For Muro, when she decided to pursue the path of college, she applied for grants and scholarships to pay for it. She was able to attend a big university, but that is when she came out as a lesbian and experienced a lot of loneliness. 

“So for a few years there was nobody, there was absolutely nobody there for me,” said Muro. She didn’t end up finishing her degree at that time, but eventually found some life-long friends and met her wife, building that support system again. Her wife was one of the biggest reasons she thought she could go back to school and finish her degrees and pursue the next one. 

“Wholeheartedly, absolutely, 100%. My wife is my biggest supporter,” Muro told Rocky Mountain PBS with tears in her eyes. “She has wanted to see me finish my undergraduate degree and finish my master's. So she has been an instrumental piece of helping me get back.”

Once back in school pursuing this degree, Muro admitted there were times the work was hard and a bit overwhelming. She said writing was a particular struggle for her. 

“I didn't do well on a paper and it was devastating to me. I pride myself in being a straight ‘A’ student and I didn't do well,” said Muro. She said she reached out to her faculty adviser and Matara Bassett who gave her constant support and checked-in throughout the semester. Still Muro said she reached a moment last fall where she didn’t know if she would continue in her degree program. 

“The students … in my cohorts, they were predominantly white. I didn't feel comfortable talking to somebody that might not know what I'm going through. And there is an age difference. I'm 43 and we have young 21 to 25 year olds in our program… And so I found it reminiscent again, of being lonely, of not having access to services that would be able to help me grow,” said Muro. 
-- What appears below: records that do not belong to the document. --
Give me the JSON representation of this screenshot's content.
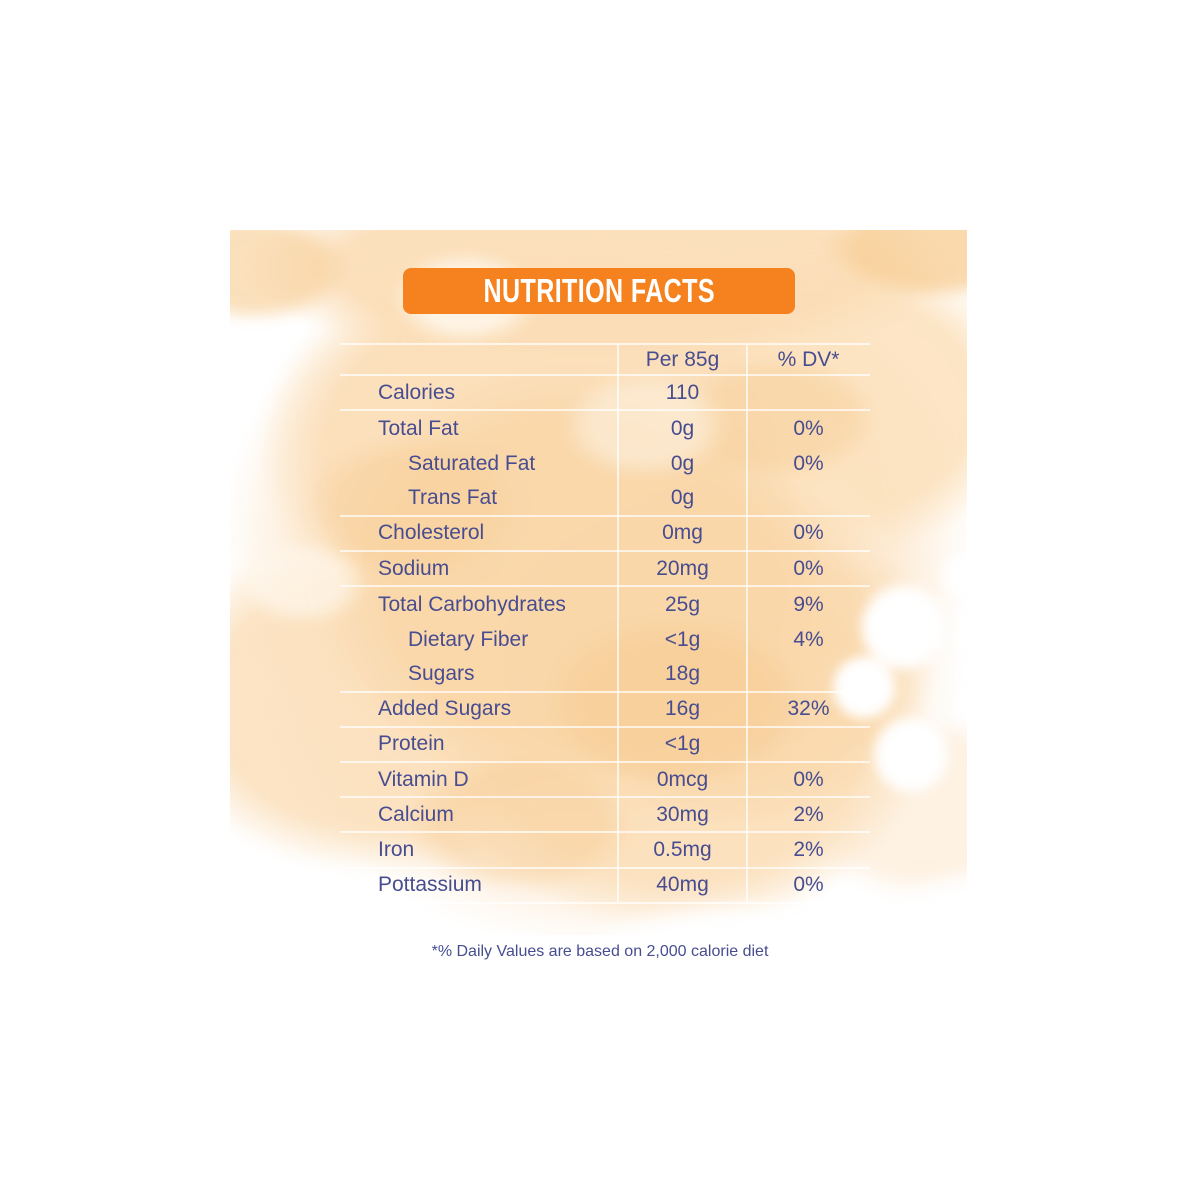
{
  "title_bar": {
    "label": "NUTRITION FACTS"
  },
  "table": {
    "col_headers": {
      "amount": "Per 85g",
      "dv": "% DV*"
    },
    "rows": [
      {
        "label": "Calories",
        "amount": "110",
        "dv": "",
        "indent": false,
        "line_below": true
      },
      {
        "label": "Total Fat",
        "amount": "0g",
        "dv": "0%",
        "indent": false,
        "line_below": false
      },
      {
        "label": "Saturated Fat",
        "amount": "0g",
        "dv": "0%",
        "indent": true,
        "line_below": false
      },
      {
        "label": "Trans Fat",
        "amount": "0g",
        "dv": "",
        "indent": true,
        "line_below": true
      },
      {
        "label": "Cholesterol",
        "amount": "0mg",
        "dv": "0%",
        "indent": false,
        "line_below": true
      },
      {
        "label": "Sodium",
        "amount": "20mg",
        "dv": "0%",
        "indent": false,
        "line_below": true
      },
      {
        "label": "Total Carbohydrates",
        "amount": "25g",
        "dv": "9%",
        "indent": false,
        "line_below": false
      },
      {
        "label": "Dietary Fiber",
        "amount": "<1g",
        "dv": "4%",
        "indent": true,
        "line_below": false
      },
      {
        "label": "Sugars",
        "amount": "18g",
        "dv": "",
        "indent": true,
        "line_below": true
      },
      {
        "label": "Added Sugars",
        "amount": "16g",
        "dv": "32%",
        "indent": false,
        "line_below": true
      },
      {
        "label": "Protein",
        "amount": "<1g",
        "dv": "",
        "indent": false,
        "line_below": true
      },
      {
        "label": "Vitamin D",
        "amount": "0mcg",
        "dv": "0%",
        "indent": false,
        "line_below": true
      },
      {
        "label": "Calcium",
        "amount": "30mg",
        "dv": "2%",
        "indent": false,
        "line_below": true
      },
      {
        "label": "Iron",
        "amount": "0.5mg",
        "dv": "2%",
        "indent": false,
        "line_below": true
      },
      {
        "label": "Pottassium",
        "amount": "40mg",
        "dv": "0%",
        "indent": false,
        "line_below": true
      }
    ]
  },
  "footnote": {
    "text": "*% Daily Values are based on 2,000 calorie diet"
  },
  "colors": {
    "accent_orange": "#F5821F",
    "text_navy": "#474D90",
    "grid_line": "rgba(255,255,255,0.7)",
    "wash_base": "#FBDFBA",
    "wash_deep": "#F6CB92",
    "wash_light": "#FDEBD5"
  }
}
She had reached a moment that Matara Bassett affectionately calls getting “crispy.” A reference to burnout that many people, especially in this field of work, experience. 
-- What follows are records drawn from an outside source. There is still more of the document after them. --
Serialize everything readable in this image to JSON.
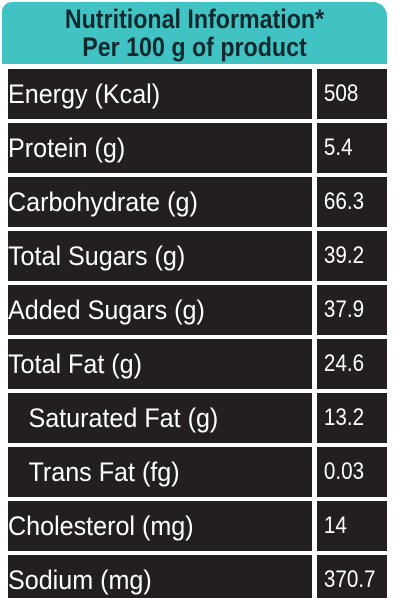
{
  "header": {
    "line1": "Nutritional  Information*",
    "line2": "Per 100 g of product"
  },
  "rows": [
    {
      "label": "Energy (Kcal)",
      "value": "508"
    },
    {
      "label": "Protein (g)",
      "value": "5.4"
    },
    {
      "label": "Carbohydrate (g)",
      "value": "66.3"
    },
    {
      "label": "Total Sugars (g)",
      "value": "39.2"
    },
    {
      "label": "Added Sugars (g)",
      "value": "37.9"
    },
    {
      "label": "Total Fat (g)",
      "value": "24.6"
    },
    {
      "label": "Saturated Fat (g)",
      "value": "13.2"
    },
    {
      "label": "Trans Fat (fg)",
      "value": "0.03"
    },
    {
      "label": "Cholesterol (mg)",
      "value": "14"
    },
    {
      "label": "Sodium (mg)",
      "value": "370.7"
    }
  ],
  "colors": {
    "header_bg": "#41c3c4",
    "header_text": "#0e2a2f",
    "cell_bg": "#231f20",
    "cell_text": "#ffffff",
    "grid_lines": "#ffffff"
  }
}
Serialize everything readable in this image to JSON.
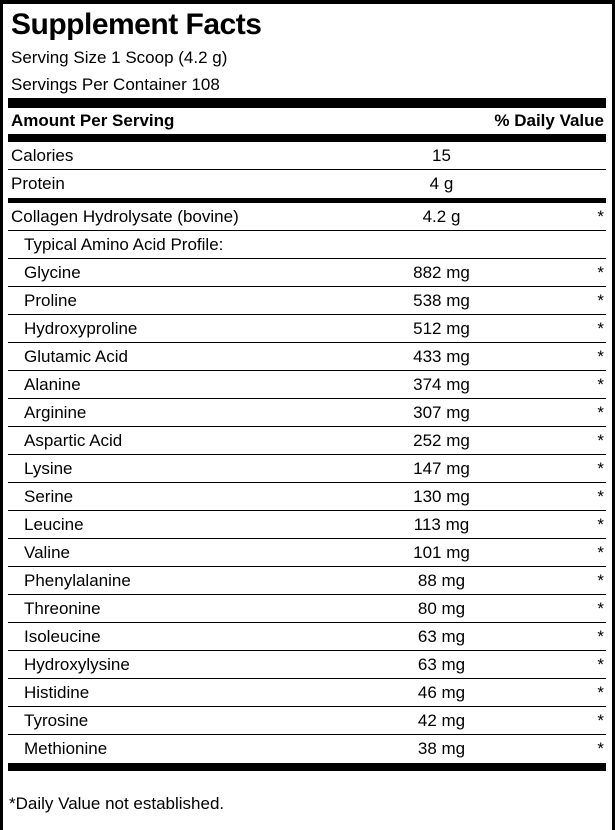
{
  "label": {
    "title": "Supplement Facts",
    "serving_size": "Serving Size 1 Scoop (4.2 g)",
    "servings_per_container": "Servings Per Container 108",
    "footnote": "*Daily Value not established.",
    "colors": {
      "text": "#000000",
      "background": "#ffffff",
      "rule": "#000000"
    }
  },
  "table": {
    "header": {
      "amount_per_serving": "Amount Per Serving",
      "percent_daily_value": "% Daily Value"
    },
    "main_rows": [
      {
        "name": "Calories",
        "amount": "15",
        "dv": ""
      },
      {
        "name": "Protein",
        "amount": "4 g",
        "dv": ""
      }
    ],
    "collagen_row": {
      "name": "Collagen Hydrolysate (bovine)",
      "amount": "4.2 g",
      "dv": "*"
    },
    "amino_heading": "Typical Amino Acid Profile:",
    "amino_rows": [
      {
        "name": "Glycine",
        "amount": "882 mg",
        "dv": "*"
      },
      {
        "name": "Proline",
        "amount": "538 mg",
        "dv": "*"
      },
      {
        "name": "Hydroxyproline",
        "amount": "512 mg",
        "dv": "*"
      },
      {
        "name": "Glutamic Acid",
        "amount": "433 mg",
        "dv": "*"
      },
      {
        "name": "Alanine",
        "amount": "374 mg",
        "dv": "*"
      },
      {
        "name": "Arginine",
        "amount": "307 mg",
        "dv": "*"
      },
      {
        "name": "Aspartic Acid",
        "amount": "252 mg",
        "dv": "*"
      },
      {
        "name": "Lysine",
        "amount": "147 mg",
        "dv": "*"
      },
      {
        "name": "Serine",
        "amount": "130 mg",
        "dv": "*"
      },
      {
        "name": "Leucine",
        "amount": "113 mg",
        "dv": "*"
      },
      {
        "name": "Valine",
        "amount": "101 mg",
        "dv": "*"
      },
      {
        "name": "Phenylalanine",
        "amount": "88 mg",
        "dv": "*"
      },
      {
        "name": "Threonine",
        "amount": "80 mg",
        "dv": "*"
      },
      {
        "name": "Isoleucine",
        "amount": "63 mg",
        "dv": "*"
      },
      {
        "name": "Hydroxylysine",
        "amount": "63 mg",
        "dv": "*"
      },
      {
        "name": "Histidine",
        "amount": "46 mg",
        "dv": "*"
      },
      {
        "name": "Tyrosine",
        "amount": "42 mg",
        "dv": "*"
      },
      {
        "name": "Methionine",
        "amount": "38 mg",
        "dv": "*"
      }
    ]
  }
}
“So to be aware of that, and then be on teams where they allow you to be vulnerable and they allow you to say, ‘Okay, what do we need to do? What do we do?’” said Matara Bassett about dealing with burnout. “We wanna shift things up in our field, in the helping professions. You'll see a lot of people who will stay in the field for a long time, but do different types of jobs … and that allows you to build resilience. So you'll see that quite a bit as well.”

Karina Muro with her wife Mindy Vazquez . Photo courtesy of Karina Muro.

So after reaching that moment, Muro took some time to reevaluate and really think about what she wanted and needed in her life. Ultimately, she decided to keep with her pursuit of a master’s degree in social work after having a conversation with her wife, Mindy. 

“She reminded me if you decide to quit — who is going to help somebody like you, who wants to quit? And as right as she is — that was my answer,” said Muro.

With another year to go, Muro still has time to decide what exactly she wants to do for work after graduating. She likes the idea of being a clinician but also helping with policy work to make significant change like HB 22-1267 which was signed by Colorado Governor Jared Polis this summer. It establishes funding and a system to provide culturally relevant training for health care providers, including those providing mental health services. 

For Matara Bassett, she is now more confident about Colorado’s future knowing Muro will be a big part of that. 

“She wants to make change happen,” said Matara Bassett. “I look forward to the time when I'm sitting in my retirement chair relaxing and seeing her doing this work and carrying it forward and really mentoring others as they move through their own degrees.”